What should be the allowed percentage of Missing Values?



Deleting columns containing more than a particular number of missing values is one of the techniques of dimensionality reduction.
What percent of values should be missing in the column to drop it completely??


@shuvayan - Theoretically, 25 to 30% is the maximum missing values are allowed, beyond which we might want to drop the variable from analysis. Practically this varies.At times we get variables with ~50% of missing values but still the customer insist to have it for analyzing. In those cases we might want to treat them accordingly.



As @karthe1 suggested, this varied from case to case and the amount of information you think the variable has. For example, if you are working on some dataset which contains a column for date of marriage. It may be blank for 50% (or even more) of the population, but might have very high information about the lifestyle of the person. In such cases, you would still use the variable.

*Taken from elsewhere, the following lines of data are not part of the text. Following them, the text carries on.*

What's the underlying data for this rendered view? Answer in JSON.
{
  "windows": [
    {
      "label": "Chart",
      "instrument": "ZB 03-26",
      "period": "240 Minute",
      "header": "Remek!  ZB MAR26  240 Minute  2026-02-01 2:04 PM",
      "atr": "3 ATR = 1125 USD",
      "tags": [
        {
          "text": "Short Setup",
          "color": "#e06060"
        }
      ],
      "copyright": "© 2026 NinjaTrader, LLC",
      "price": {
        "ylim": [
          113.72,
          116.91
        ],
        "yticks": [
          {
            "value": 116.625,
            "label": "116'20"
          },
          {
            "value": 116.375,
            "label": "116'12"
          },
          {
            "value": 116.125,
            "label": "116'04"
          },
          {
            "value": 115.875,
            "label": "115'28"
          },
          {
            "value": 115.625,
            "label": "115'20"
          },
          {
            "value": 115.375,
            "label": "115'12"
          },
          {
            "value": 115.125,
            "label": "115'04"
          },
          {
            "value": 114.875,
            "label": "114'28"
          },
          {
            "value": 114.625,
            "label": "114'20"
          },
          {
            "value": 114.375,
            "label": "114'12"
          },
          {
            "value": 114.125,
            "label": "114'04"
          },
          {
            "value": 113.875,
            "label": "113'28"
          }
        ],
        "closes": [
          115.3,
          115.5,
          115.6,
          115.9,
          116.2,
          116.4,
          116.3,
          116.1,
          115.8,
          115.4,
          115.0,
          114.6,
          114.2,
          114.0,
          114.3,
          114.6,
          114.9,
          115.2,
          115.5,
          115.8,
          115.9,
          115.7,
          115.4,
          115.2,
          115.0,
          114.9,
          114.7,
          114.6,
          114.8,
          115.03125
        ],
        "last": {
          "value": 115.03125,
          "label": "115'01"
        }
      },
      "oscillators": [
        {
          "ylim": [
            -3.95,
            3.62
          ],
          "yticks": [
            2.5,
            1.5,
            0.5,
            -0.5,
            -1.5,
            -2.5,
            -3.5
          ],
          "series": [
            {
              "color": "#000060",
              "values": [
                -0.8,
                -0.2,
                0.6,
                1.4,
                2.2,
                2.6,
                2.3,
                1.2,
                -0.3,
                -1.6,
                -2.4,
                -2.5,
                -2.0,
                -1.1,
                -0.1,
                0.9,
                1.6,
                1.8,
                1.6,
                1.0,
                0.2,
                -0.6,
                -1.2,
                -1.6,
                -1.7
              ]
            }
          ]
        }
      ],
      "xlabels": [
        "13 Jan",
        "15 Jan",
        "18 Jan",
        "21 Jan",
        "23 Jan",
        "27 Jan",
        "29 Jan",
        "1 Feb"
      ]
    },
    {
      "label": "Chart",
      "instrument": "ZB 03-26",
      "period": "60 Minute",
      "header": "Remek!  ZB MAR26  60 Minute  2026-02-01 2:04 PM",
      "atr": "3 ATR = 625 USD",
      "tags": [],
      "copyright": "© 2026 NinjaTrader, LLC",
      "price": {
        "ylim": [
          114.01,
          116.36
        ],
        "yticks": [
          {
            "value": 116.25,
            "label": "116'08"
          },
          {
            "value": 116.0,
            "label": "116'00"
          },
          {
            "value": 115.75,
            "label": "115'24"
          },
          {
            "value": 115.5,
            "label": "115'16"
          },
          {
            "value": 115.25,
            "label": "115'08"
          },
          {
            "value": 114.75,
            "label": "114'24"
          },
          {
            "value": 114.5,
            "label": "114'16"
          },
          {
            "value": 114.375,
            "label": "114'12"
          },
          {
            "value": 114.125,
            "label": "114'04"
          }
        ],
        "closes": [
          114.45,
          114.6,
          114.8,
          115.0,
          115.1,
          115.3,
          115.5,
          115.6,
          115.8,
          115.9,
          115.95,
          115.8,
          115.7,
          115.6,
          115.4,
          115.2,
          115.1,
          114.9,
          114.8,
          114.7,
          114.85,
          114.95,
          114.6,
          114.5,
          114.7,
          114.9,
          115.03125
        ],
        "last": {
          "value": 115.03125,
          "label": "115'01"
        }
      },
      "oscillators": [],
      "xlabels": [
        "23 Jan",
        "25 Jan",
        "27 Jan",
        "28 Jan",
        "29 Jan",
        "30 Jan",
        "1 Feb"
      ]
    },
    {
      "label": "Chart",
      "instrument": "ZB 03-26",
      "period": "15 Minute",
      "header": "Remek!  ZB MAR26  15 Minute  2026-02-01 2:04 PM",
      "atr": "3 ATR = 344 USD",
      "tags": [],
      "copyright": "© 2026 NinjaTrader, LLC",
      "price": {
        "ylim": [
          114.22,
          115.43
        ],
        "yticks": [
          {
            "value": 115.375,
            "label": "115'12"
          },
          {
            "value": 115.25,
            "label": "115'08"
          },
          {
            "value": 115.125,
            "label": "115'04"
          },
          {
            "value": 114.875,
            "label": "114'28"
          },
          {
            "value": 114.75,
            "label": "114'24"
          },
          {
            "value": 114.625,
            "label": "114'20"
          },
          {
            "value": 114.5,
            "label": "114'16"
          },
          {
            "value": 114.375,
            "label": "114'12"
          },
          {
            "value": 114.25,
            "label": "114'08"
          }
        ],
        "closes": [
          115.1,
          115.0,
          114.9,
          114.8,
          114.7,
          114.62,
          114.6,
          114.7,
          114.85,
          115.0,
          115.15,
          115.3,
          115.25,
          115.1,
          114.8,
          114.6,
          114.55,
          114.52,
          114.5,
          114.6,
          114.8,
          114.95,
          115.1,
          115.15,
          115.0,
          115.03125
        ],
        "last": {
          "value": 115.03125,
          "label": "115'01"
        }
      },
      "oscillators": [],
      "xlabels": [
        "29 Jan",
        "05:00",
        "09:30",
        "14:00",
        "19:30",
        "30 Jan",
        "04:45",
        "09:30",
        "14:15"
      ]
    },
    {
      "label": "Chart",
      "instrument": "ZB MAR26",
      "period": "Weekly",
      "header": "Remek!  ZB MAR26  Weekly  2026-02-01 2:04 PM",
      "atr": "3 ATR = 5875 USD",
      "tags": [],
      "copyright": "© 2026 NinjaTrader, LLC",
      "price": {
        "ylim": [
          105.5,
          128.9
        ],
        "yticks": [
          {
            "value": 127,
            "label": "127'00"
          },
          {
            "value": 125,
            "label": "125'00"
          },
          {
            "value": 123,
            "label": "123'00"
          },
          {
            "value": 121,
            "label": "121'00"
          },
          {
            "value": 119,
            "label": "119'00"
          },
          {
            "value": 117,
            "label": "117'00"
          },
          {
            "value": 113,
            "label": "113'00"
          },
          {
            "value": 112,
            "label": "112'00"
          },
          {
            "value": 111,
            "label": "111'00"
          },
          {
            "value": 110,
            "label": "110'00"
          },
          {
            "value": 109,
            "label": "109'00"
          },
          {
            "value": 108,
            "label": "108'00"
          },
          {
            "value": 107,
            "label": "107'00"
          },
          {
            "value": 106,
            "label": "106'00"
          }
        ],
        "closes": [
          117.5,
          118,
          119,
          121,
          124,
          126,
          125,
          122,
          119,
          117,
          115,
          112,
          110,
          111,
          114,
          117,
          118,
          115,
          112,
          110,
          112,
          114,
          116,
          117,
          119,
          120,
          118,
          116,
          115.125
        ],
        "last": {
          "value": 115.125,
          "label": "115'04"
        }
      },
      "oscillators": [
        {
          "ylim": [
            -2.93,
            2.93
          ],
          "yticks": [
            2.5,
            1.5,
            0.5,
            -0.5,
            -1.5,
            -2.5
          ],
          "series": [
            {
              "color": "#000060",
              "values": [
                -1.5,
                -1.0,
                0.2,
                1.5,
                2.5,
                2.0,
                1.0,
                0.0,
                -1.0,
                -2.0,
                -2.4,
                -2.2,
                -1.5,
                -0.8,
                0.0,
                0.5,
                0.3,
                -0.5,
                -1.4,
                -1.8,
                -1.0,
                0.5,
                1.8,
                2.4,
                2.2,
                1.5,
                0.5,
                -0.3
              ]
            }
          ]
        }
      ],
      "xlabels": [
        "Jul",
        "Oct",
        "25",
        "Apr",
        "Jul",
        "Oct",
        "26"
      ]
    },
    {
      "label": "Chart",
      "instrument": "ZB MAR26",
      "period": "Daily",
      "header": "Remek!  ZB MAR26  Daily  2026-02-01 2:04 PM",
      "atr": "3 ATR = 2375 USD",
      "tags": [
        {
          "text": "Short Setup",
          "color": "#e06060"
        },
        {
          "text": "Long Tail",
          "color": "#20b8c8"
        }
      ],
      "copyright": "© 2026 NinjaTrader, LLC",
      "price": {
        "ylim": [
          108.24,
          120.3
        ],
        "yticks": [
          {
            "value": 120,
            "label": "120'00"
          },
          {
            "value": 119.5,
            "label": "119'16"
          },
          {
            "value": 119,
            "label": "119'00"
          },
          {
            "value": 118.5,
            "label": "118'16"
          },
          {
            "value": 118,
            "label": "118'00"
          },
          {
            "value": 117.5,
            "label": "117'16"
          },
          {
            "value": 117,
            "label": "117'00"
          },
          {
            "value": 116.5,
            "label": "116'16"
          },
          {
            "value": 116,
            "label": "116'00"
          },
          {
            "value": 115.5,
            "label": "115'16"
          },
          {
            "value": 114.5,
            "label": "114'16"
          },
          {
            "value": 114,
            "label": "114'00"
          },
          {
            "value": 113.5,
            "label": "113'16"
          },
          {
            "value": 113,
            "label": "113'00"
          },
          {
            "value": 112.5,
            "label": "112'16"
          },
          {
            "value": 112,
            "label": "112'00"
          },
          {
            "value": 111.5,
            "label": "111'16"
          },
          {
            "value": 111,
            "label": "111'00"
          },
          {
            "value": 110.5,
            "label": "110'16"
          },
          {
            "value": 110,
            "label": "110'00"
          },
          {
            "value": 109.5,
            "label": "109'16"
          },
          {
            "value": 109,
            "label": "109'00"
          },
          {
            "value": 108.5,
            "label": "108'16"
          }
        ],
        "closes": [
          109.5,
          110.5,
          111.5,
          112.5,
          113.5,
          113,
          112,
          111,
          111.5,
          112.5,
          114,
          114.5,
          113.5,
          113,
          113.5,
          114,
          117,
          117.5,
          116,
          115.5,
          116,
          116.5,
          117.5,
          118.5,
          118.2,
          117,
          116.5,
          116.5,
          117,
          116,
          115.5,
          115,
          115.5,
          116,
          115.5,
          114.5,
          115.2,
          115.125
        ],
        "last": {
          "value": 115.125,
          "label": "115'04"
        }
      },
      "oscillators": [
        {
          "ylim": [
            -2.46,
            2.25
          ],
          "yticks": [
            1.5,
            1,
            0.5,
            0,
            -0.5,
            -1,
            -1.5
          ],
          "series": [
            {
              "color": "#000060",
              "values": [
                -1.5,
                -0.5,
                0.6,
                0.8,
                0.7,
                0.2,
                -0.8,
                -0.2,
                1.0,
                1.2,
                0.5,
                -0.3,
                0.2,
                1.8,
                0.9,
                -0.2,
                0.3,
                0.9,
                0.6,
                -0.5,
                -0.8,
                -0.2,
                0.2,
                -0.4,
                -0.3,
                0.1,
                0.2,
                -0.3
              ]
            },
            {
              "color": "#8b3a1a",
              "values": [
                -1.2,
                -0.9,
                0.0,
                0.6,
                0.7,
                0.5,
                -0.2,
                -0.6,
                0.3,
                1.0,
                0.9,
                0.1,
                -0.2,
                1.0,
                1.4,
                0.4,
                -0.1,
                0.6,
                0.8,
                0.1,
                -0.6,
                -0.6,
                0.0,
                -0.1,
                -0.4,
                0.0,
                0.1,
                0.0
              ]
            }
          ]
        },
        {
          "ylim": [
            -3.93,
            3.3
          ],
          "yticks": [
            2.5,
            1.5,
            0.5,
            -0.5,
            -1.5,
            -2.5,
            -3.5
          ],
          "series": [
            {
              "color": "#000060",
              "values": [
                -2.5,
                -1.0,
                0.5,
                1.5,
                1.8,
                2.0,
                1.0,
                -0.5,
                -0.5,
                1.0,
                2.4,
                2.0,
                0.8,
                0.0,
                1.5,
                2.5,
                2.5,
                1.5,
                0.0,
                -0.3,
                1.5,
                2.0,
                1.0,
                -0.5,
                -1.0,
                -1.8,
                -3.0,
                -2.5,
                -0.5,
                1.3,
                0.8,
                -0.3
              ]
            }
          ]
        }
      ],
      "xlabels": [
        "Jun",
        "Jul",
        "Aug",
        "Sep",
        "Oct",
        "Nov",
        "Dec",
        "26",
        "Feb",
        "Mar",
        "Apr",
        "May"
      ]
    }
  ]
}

If the information contained in the variable is not that high, you can drop the variable if it has more than 50% missing values. I have seen projects / models where imputation of even 20 - 30% missing values provided better results - the famous Titanic dataset on Kaggle being one such case. Age is missing in ~20% of cases, but you benefit by imputing them rather than ignoring the variable.

Hope this helps.



If columns have 85% missing value what should be done in that case ? @kunal


If the column contains 85% missing values then it should be dropped. But if it is important column then request business to provide new data set.


@siddhesh1991 it’s totally depends upon the importance of the variable.